Clark grinned, praying it looked sincere. "Wow! That's - that's really great, Coach! Thanks!"

Jason assessed Clark skeptically, assuming there was indeed something going on involving the anxious group that appeared to be hanging on every word. He found his eyes searching, and was annoyed to realize that he half expected to find Lana's face among them. He was annoyed further still when he admitted to himself that it wouldn't surprise him. She wasn't as good at keeping secrets as she liked to think she was, and her unwieldy affection for Clark was one of her biggest secrets.

"Well… ah, I'll get back to the boys from Bama, then, and… I'll see you at practice tomorrow, right?" His tone had suddenly become tense and heavy, conditions evidently mutated into airborne contagions on the Kent farm.

"Right," Clark affirmed with an over-emphatic nod. "Practice. Tomorrow. I will - I will definitely be there."

"Good," Jason nodded curtly. "See you then. Sorry for interrupting your evening, Mrs. Kent, Mr. Kent… everybody."

Everyone mumbled random pleasantries as Jason gave them all a wave and ambled down the steps. Clark closed the door behind him and watched through it as the young coach got into his car and backed down the drive. He turned at last to face the room, pointing at the door behind him.

"This does not happen again, understand?" he ordered. "We have to keep this calm and quiet so I can pay attention to what's going on out there. We can't afford more surprises, especially when we know there's one coming."

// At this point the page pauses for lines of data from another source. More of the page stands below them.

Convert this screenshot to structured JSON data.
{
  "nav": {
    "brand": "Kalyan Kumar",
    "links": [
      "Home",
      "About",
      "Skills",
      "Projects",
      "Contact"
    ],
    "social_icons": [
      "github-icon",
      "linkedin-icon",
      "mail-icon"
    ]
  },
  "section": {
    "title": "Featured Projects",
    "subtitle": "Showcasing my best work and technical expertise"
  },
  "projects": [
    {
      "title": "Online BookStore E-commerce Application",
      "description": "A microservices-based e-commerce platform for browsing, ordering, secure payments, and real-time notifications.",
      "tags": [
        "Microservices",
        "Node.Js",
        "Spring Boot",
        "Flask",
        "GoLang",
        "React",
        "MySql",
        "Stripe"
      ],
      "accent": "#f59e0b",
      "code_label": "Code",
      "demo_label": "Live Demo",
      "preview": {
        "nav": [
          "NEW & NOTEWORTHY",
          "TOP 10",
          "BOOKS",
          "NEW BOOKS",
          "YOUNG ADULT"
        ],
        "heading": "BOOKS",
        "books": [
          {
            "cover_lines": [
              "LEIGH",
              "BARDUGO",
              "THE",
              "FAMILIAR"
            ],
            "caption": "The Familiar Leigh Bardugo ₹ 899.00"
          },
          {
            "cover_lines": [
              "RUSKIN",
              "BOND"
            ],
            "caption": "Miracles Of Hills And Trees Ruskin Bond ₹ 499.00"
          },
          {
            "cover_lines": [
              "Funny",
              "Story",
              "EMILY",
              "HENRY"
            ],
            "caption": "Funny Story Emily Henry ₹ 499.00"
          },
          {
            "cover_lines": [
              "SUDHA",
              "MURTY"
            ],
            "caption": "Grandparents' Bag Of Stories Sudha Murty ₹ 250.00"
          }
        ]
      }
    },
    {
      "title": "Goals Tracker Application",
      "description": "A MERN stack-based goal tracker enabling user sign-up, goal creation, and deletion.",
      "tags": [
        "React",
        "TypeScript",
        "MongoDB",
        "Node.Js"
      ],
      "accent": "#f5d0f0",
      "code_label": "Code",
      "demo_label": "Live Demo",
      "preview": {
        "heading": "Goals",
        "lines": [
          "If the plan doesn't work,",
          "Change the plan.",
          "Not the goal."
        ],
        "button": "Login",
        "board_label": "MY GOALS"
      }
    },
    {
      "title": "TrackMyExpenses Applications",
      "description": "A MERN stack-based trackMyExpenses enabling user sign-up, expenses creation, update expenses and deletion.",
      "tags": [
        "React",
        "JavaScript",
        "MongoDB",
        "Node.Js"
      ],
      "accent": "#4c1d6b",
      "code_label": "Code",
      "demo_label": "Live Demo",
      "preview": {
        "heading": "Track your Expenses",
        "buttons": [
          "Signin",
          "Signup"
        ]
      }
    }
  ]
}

"Does that mean we're going to get the truth now?" Lois asked in earnest, without a trace of attitude.

"As long as you can stay quiet and listen, yes," Clark answered. He glanced nervously at Lex, who was still poring over the notebook he'd picked up earlier. "But this… this isn't going to be easy to take." He waited for an approving nod from each of his parents before he continued. "I'm… not really what you think I am," he began.

"On the contrary, Clark," Lex interrupted, finally speaking as he looked up from the meticulous notes. "You're exactly what I think you are."